In Defense of RAG in the Era of Long-Context Language Models

Tan Yu,Anbang Xu,Rama Akkiraju
2024-09-03
Abstract:Overcoming the limited context limitations in early-generation LLMs, retrieval-augmented generation (RAG) has been a reliable solution for context-based answer generation in the past. Recently, the emergence of long-context LLMs allows the models to incorporate much longer text sequences, making RAG less attractive. Recent studies show that long-context LLMs significantly outperform RAG in long-context applications. Unlike the existing works favoring the long-context LLM over RAG, we argue that the extremely long context in LLMs suffers from a diminished focus on relevant information and leads to potential degradation in answer quality. This paper revisits the RAG in long-context answer generation. We propose an order-preserve retrieval-augmented generation (OP-RAG) mechanism, which significantly improves the performance of RAG for long-context question-answer applications. With OP-RAG, as the number of retrieved chunks increases, the answer quality initially rises, and then declines, forming an inverted U-shaped curve. There exist sweet points where OP-RAG could achieve higher answer quality with much less tokens than long-context LLM taking the whole context as input. Extensive experiments on public benchmark demonstrate the superiority of our OP-RAG.
Computation and Language
What problem does this paper attempt to address?
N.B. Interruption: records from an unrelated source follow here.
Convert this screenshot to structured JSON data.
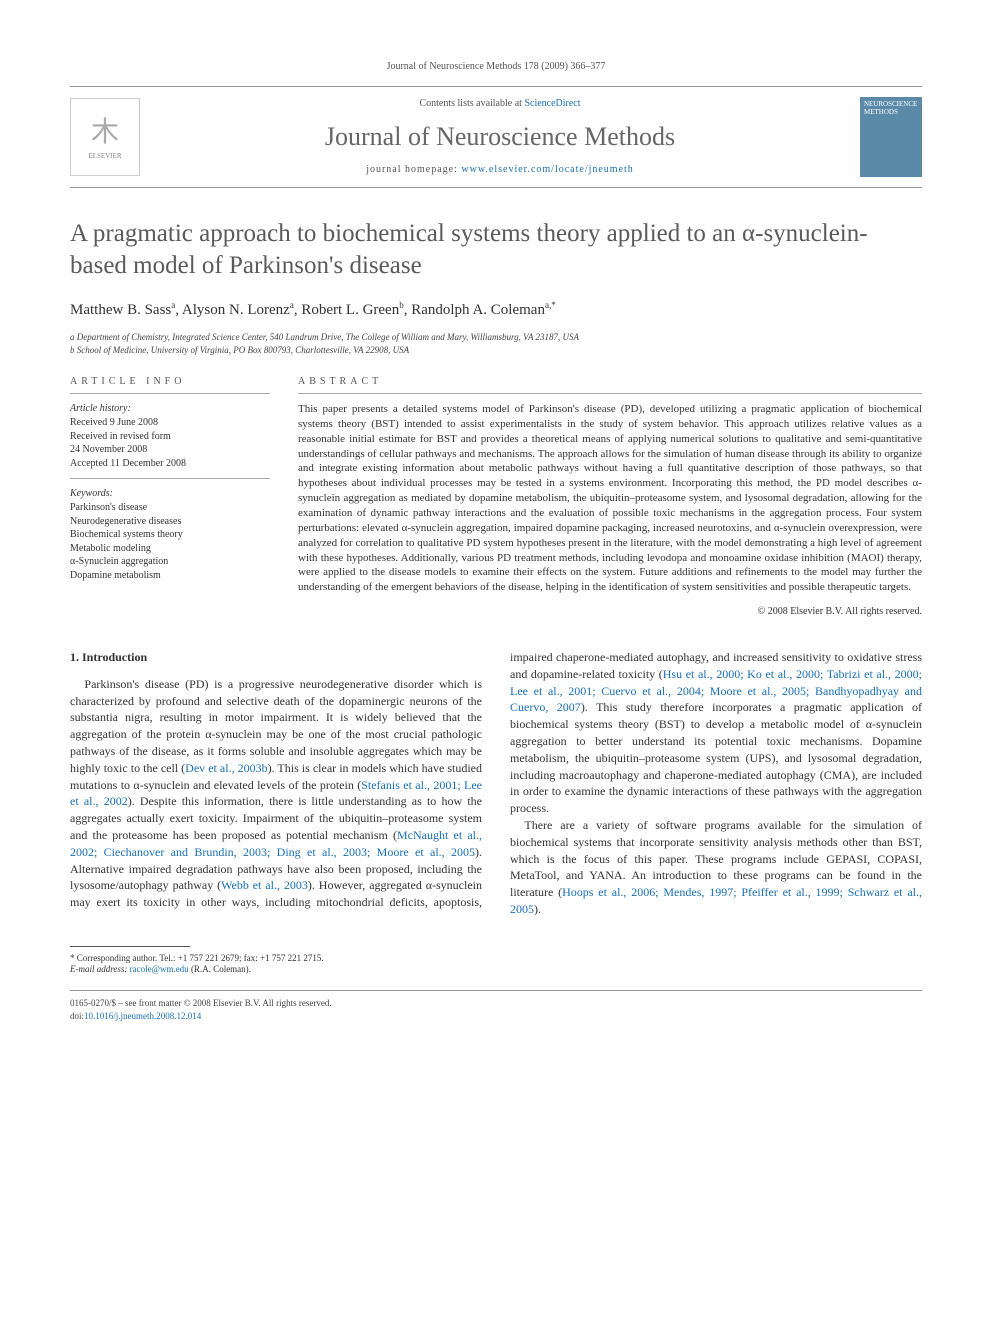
{
  "running_head": "Journal of Neuroscience Methods 178 (2009) 366–377",
  "header": {
    "contents_prefix": "Contents lists available at ",
    "contents_link": "ScienceDirect",
    "journal_name": "Journal of Neuroscience Methods",
    "homepage_prefix": "journal homepage: ",
    "homepage_url": "www.elsevier.com/locate/jneumeth",
    "elsevier_label": "ELSEVIER",
    "cover_label": "NEUROSCIENCE METHODS"
  },
  "title": "A pragmatic approach to biochemical systems theory applied to an α-synuclein-based model of Parkinson's disease",
  "authors_html": "Matthew B. Sass<sup>a</sup>, Alyson N. Lorenz<sup>a</sup>, Robert L. Green<sup>b</sup>, Randolph A. Coleman<sup>a,*</sup>",
  "affiliations": [
    "a Department of Chemistry, Integrated Science Center, 540 Landrum Drive, The College of William and Mary, Williamsburg, VA 23187, USA",
    "b School of Medicine, University of Virginia, PO Box 800793, Charlottesville, VA 22908, USA"
  ],
  "article_info": {
    "head": "ARTICLE INFO",
    "history_label": "Article history:",
    "history": [
      "Received 9 June 2008",
      "Received in revised form",
      "24 November 2008",
      "Accepted 11 December 2008"
    ],
    "keywords_label": "Keywords:",
    "keywords": [
      "Parkinson's disease",
      "Neurodegenerative diseases",
      "Biochemical systems theory",
      "Metabolic modeling",
      "α-Synuclein aggregation",
      "Dopamine metabolism"
    ]
  },
  "abstract": {
    "head": "ABSTRACT",
    "text": "This paper presents a detailed systems model of Parkinson's disease (PD), developed utilizing a pragmatic application of biochemical systems theory (BST) intended to assist experimentalists in the study of system behavior. This approach utilizes relative values as a reasonable initial estimate for BST and provides a theoretical means of applying numerical solutions to qualitative and semi-quantitative understandings of cellular pathways and mechanisms. The approach allows for the simulation of human disease through its ability to organize and integrate existing information about metabolic pathways without having a full quantitative description of those pathways, so that hypotheses about individual processes may be tested in a systems environment. Incorporating this method, the PD model describes α-synuclein aggregation as mediated by dopamine metabolism, the ubiquitin–proteasome system, and lysosomal degradation, allowing for the examination of dynamic pathway interactions and the evaluation of possible toxic mechanisms in the aggregation process. Four system perturbations: elevated α-synuclein aggregation, impaired dopamine packaging, increased neurotoxins, and α-synuclein overexpression, were analyzed for correlation to qualitative PD system hypotheses present in the literature, with the model demonstrating a high level of agreement with these hypotheses. Additionally, various PD treatment methods, including levodopa and monoamine oxidase inhibition (MAOI) therapy, were applied to the disease models to examine their effects on the system. Future additions and refinements to the model may further the understanding of the emergent behaviors of the disease, helping in the identification of system sensitivities and possible therapeutic targets.",
    "copyright": "© 2008 Elsevier B.V. All rights reserved."
  },
  "section1": {
    "heading": "1.  Introduction",
    "p1_a": "Parkinson's disease (PD) is a progressive neurodegenerative disorder which is characterized by profound and selective death of the dopaminergic neurons of the substantia nigra, resulting in motor impairment. It is widely believed that the aggregation of the protein α-synuclein may be one of the most crucial pathologic pathways of the disease, as it forms soluble and insoluble aggregates which may be highly toxic to the cell (",
    "c1": "Dev et al., 2003b",
    "p1_b": "). This is clear in models which have studied mutations to α-synuclein and elevated levels of the protein (",
    "c2": "Stefanis et al., 2001; Lee et al., 2002",
    "p1_c": "). Despite this information, there is little understanding as to how the aggregates actually exert toxicity. Impairment of the ubiquitin–proteasome system and the proteasome has been proposed as potential mechanism (",
    "c3": "McNaught et al., 2002; Ciechanover and Brundin, 2003; Ding et al., 2003; Moore et al., 2005",
    "p1_d": "). Alternative impaired degradation pathways have also ",
    "p1_e": "been proposed, including the lysosome/autophagy pathway (",
    "c4": "Webb et al., 2003",
    "p1_f": "). However, aggregated α-synuclein may exert its toxicity in other ways, including mitochondrial deficits, apoptosis, impaired chaperone-mediated autophagy, and increased sensitivity to oxidative stress and dopamine-related toxicity (",
    "c5": "Hsu et al., 2000; Ko et al., 2000; Tabrizi et al., 2000; Lee et al., 2001; Cuervo et al., 2004; Moore et al., 2005; Bandhyopadhyay and Cuervo, 2007",
    "p1_g": "). This study therefore incorporates a pragmatic application of biochemical systems theory (BST) to develop a metabolic model of α-synuclein aggregation to better understand its potential toxic mechanisms. Dopamine metabolism, the ubiquitin–proteasome system (UPS), and lysosomal degradation, including macroautophagy and chaperone-mediated autophagy (CMA), are included in order to examine the dynamic interactions of these pathways with the aggregation process.",
    "p2_a": "There are a variety of software programs available for the simulation of biochemical systems that incorporate sensitivity analysis methods other than BST, which is the focus of this paper. These programs include GEPASI, COPASI, MetaTool, and YANA. An introduction to these programs can be found in the literature (",
    "c6": "Hoops et al., 2006; Mendes, 1997; Pfeiffer et al., 1999; Schwarz et al., 2005",
    "p2_b": ")."
  },
  "footnote": {
    "corr": "* Corresponding author. Tel.: +1 757 221 2679; fax: +1 757 221 2715.",
    "email_label": "E-mail address: ",
    "email": "racole@wm.edu",
    "email_suffix": " (R.A. Coleman)."
  },
  "footer": {
    "line1": "0165-0270/$ – see front matter © 2008 Elsevier B.V. All rights reserved.",
    "doi_prefix": "doi:",
    "doi": "10.1016/j.jneumeth.2008.12.014"
  }
}
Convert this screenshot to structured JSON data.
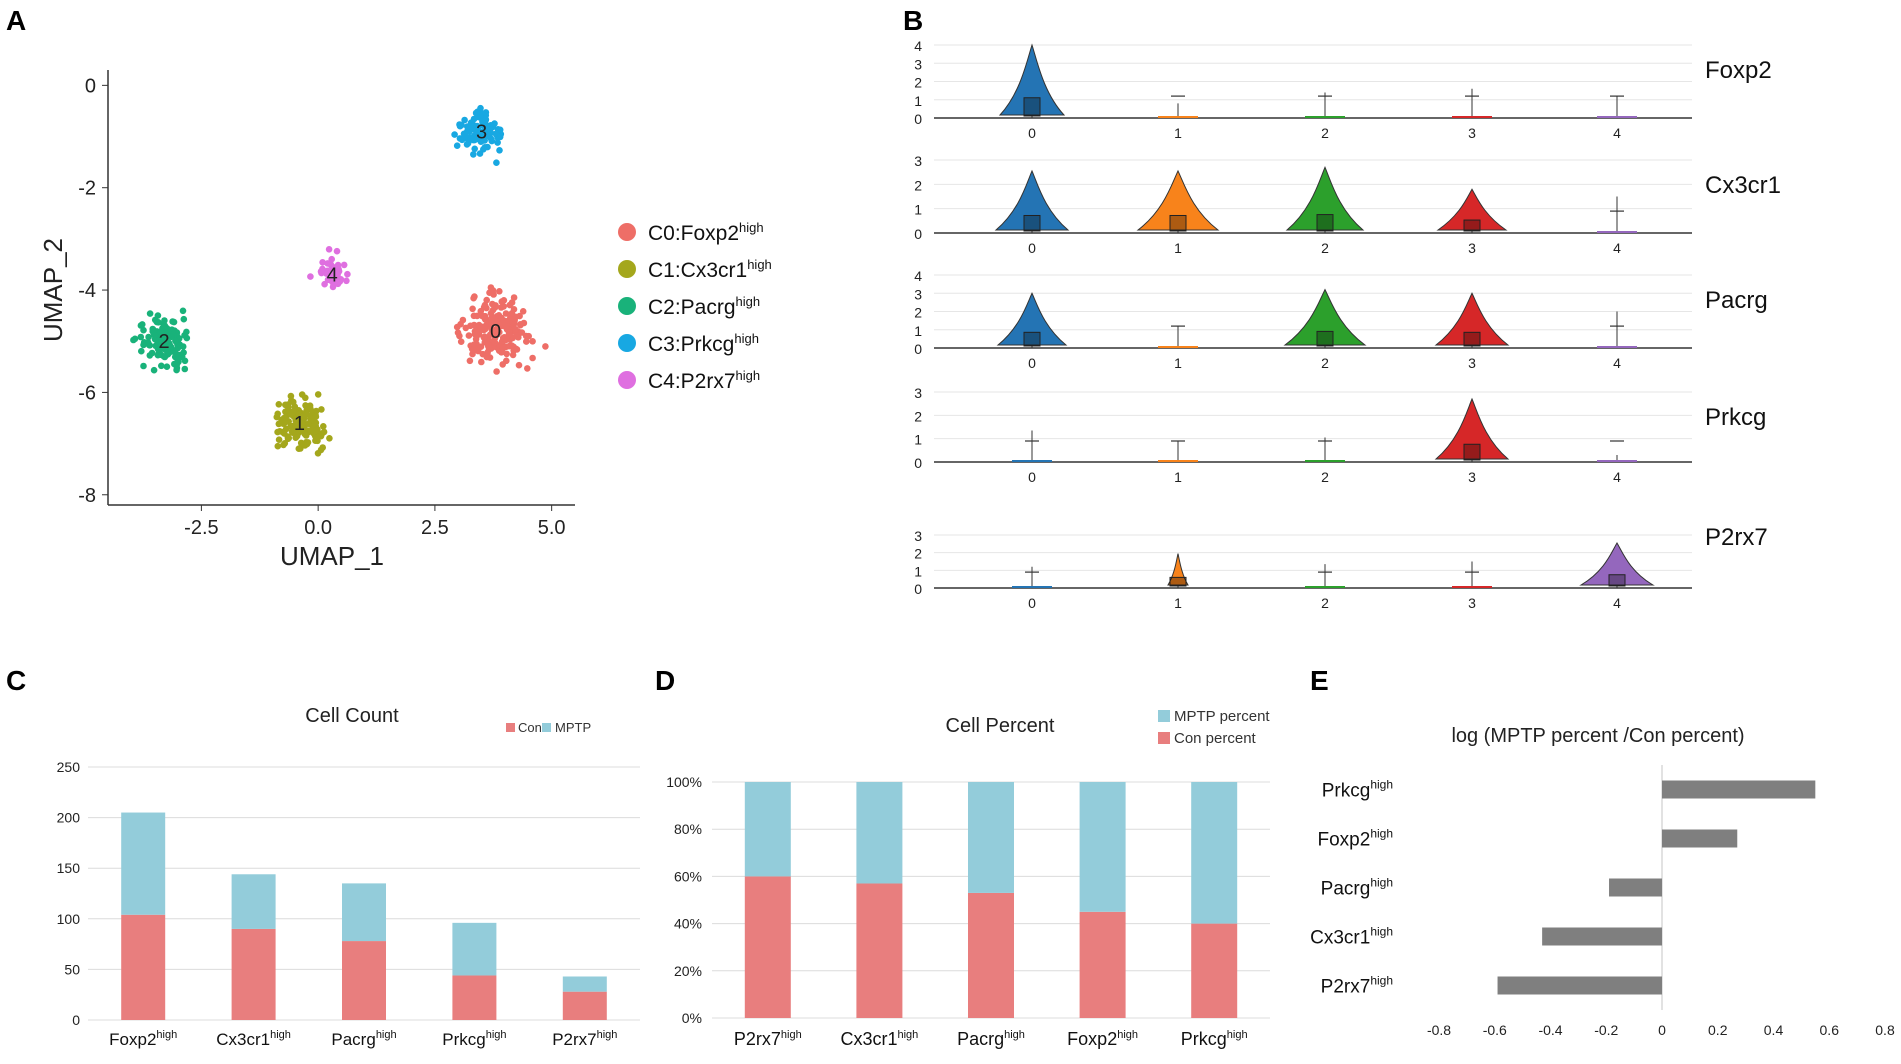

The paper primarily explores the effectiveness of Retrieval-Augmented Generation (RAG) in the era of Long-Context Language Models (LLMs). The authors observe that the order of retrieved segments is crucial for the quality of answers in long documents. Unlike traditional RAG methods that arrange retrieved segments in descending order of relevance, this paper proposes a mechanism to preserve the original order of segments—Order-Preserve Retrieval-Augmented Generation (OP-RAG). Experimental results show that this mechanism significantly enhances the performance of RAG in long-context question-answering tasks. Specifically, as the number of retrieved segments increases, the answer quality first improves and then declines, forming an inverted U-shaped curve. This is because more segments provide more relevant information, which helps improve answer quality; however, too many segments may introduce irrelevant or distracting information, thereby reducing the model's performance. Therefore, there is an optimal point where the balance between relevant and irrelevant information results in the highest answer quality. Additionally, the paper compares OP-RAG with methods that rely solely on long-context LLMs through experiments. The results show that OP-RAG can still achieve higher F1 scores even with significantly reduced input lengths. This indicates that effective retrieval and focused context utilization can outperform traditional methods that directly handle extremely long contexts.